You know how crochet is supposed to soothe and calm anxiety and relax you? It’s been proven, and I can attest to feeling the warm fuzzy crochet effect. That is until the last couple of weeks. A couple of things happened at the same time culminating in an almighty storm cloud floating in over my head.
I saw a sweet crochet pattern to make a little matching cat, bear and bunny. Shine had been asking me to make her a toy for a couple of weeks and when I saw the pattern used a cotton yarn I’d just seen on sale I hopped to it and ordered the goodies. The same week I started a new pill. Me and birth control pills have not been friends in the past but my GP assured me that this one might be different. You can see where this is going, I’m sure. We are also still trying to buy ourselves a little nest to call home. It’s been months and months (and months) of stress, wasted money and disappointment.
I think the pill was probably the thing that triggered the slide. The yarn arrived and I got stuck in.
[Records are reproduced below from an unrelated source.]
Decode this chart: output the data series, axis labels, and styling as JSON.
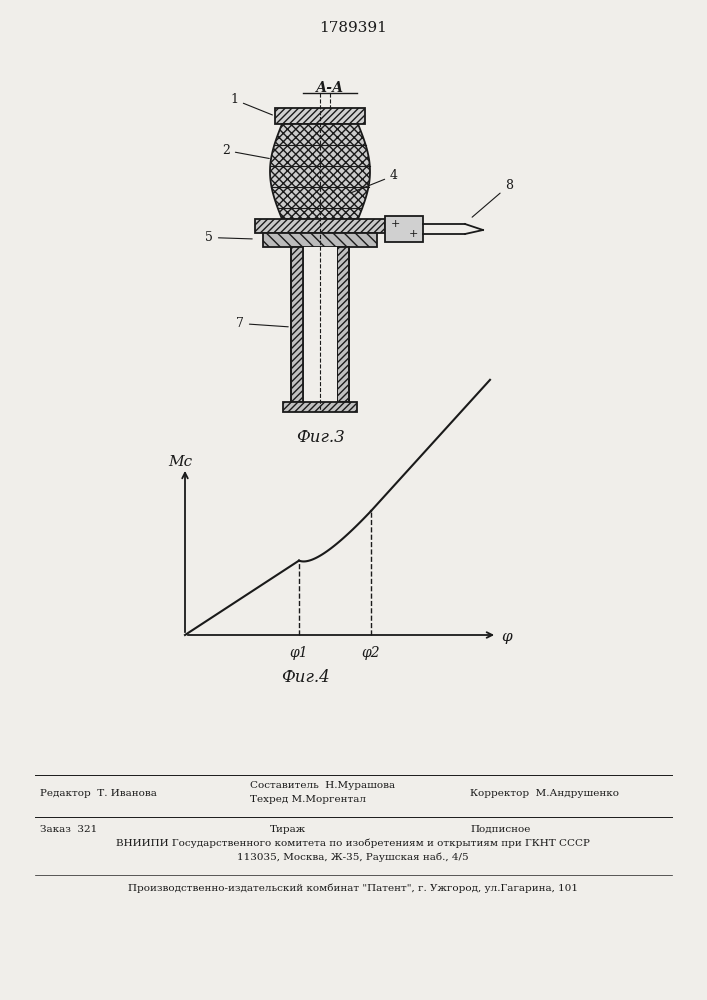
{
  "patent_number": "1789391",
  "fig3_caption": "Фиг.3",
  "fig4_caption": "Фиг.4",
  "section_label": "А-А",
  "graph_ylabel": "Мс",
  "graph_xlabel": "φ",
  "graph_phi1_label": "φ1",
  "graph_phi2_label": "φ2",
  "footer_line1_left": "Редактор  Т. Иванова",
  "footer_line1_center_top": "Составитель  Н.Мурашова",
  "footer_line1_center_bot": "Техред М.Моргентал",
  "footer_line1_right": "Корректор  М.Андрушенко",
  "footer_line2_left": "Заказ  321",
  "footer_line2_center": "Тираж",
  "footer_line2_right": "Подписное",
  "footer_line3": "ВНИИПИ Государственного комитета по изобретениям и открытиям при ГКНТ СССР",
  "footer_line4": "113035, Москва, Ж-35, Раушская наб., 4/5",
  "footer_line5": "Производственно-издательский комбинат \"Патент\", г. Ужгород, ул.Гагарина, 101",
  "bg_color": "#f0eeea",
  "line_color": "#1a1a1a"
}
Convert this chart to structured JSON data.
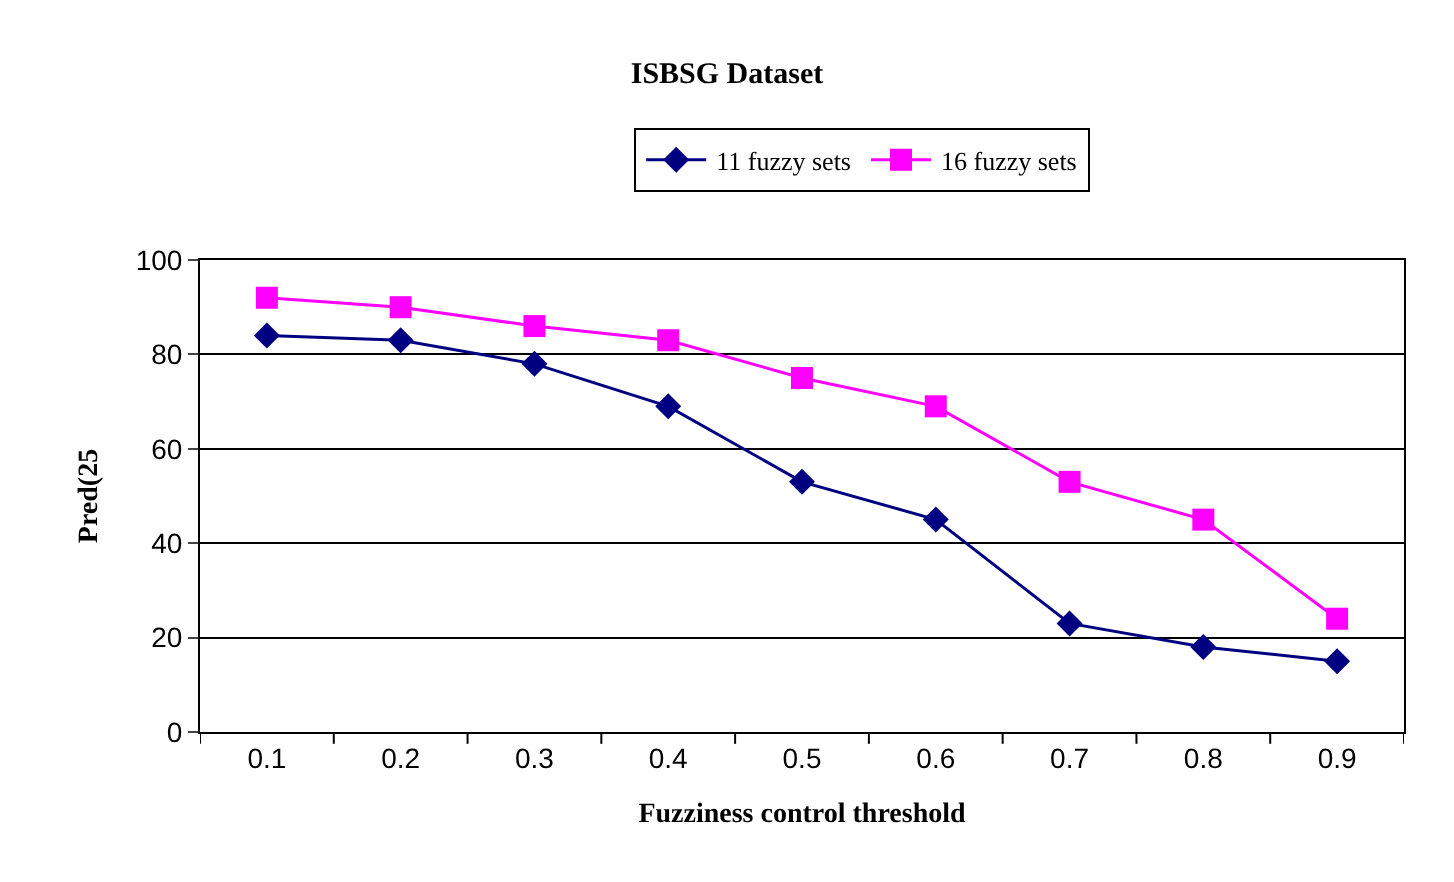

The pattern wasn’t difficult but rather than being in the round, amigurumi style, the cat’s body was made in flat pieces and stitched together at the end. Already when I read this I felt a little nervous. Me and hand sewing. Hmmm. Anyway, the cotton split and split and split. It was really hard on my hands to get it tight enough that the stuffing wouldn’t show through. So tough that I could only do a few rows at a time before my hand ached and the pain was enough to make me put it down, meaning I was getting nowhere fast either. I was not enjoying the process or the results one little bit.
Two weeks into taking the pill I started to question whether my feelings that everything was hopeless and my hideous snappy snap mood could be attributed to the little tablet. I’d expected headaches and migraines, and got them, but didn’t expect such a sudden mood change.
The stress of feeling like we’d never have a home to call our own mixed with the frustration of a pattern and yarn that were not doing their job meant a crazy low consumed me. I pushed on for another week hoping it would pass. Maybe it was all in my head? Maybe I’d get used to the yarn? Maybe we would find a home? I didn’t believe myself though.
Last weekend was the final straw. I spent Sunday curled up in a ball on the couch feeling totally blah. It was time to try and change the things I could. I ditched the pill and frogged the cat. The satisfaction I thought I’d get from making the toy actually came from undoing the toy. Unravelling the yarn was like breathing out slowly and letting the dark mood curl away in the process.
Monday came and I ushered in the change. No pill and within a day I already felt myself able to smile more. I didn’t grind my teeth yesterday over the barista taking a millisecond too long to make my coffee. It’s safe to say I’m a LOT nicer to live with.
We’ve found a home that I could really see us living in. I’m incapable of not getting emotionally invested in a house purchase. I’m a Cancerian, my shell is what protects me and keeps me living. We might not get this home of course but while we’re trying I can’t help but do what I do well. Throw myself in and imagine the keys to that blue door in my hand. Picture myself sitting in that sunny lounge, under a blue sky, making things. Making a home.
So I’m making a garland to hang in the window of the home we will have one day. It’s circles. Soothing circles. In a silky yarn that is satisfyingly slipping through my fingers with haste. Let’s hope the keys slip into my hand as easily. Keep your fingers crossed for me folks.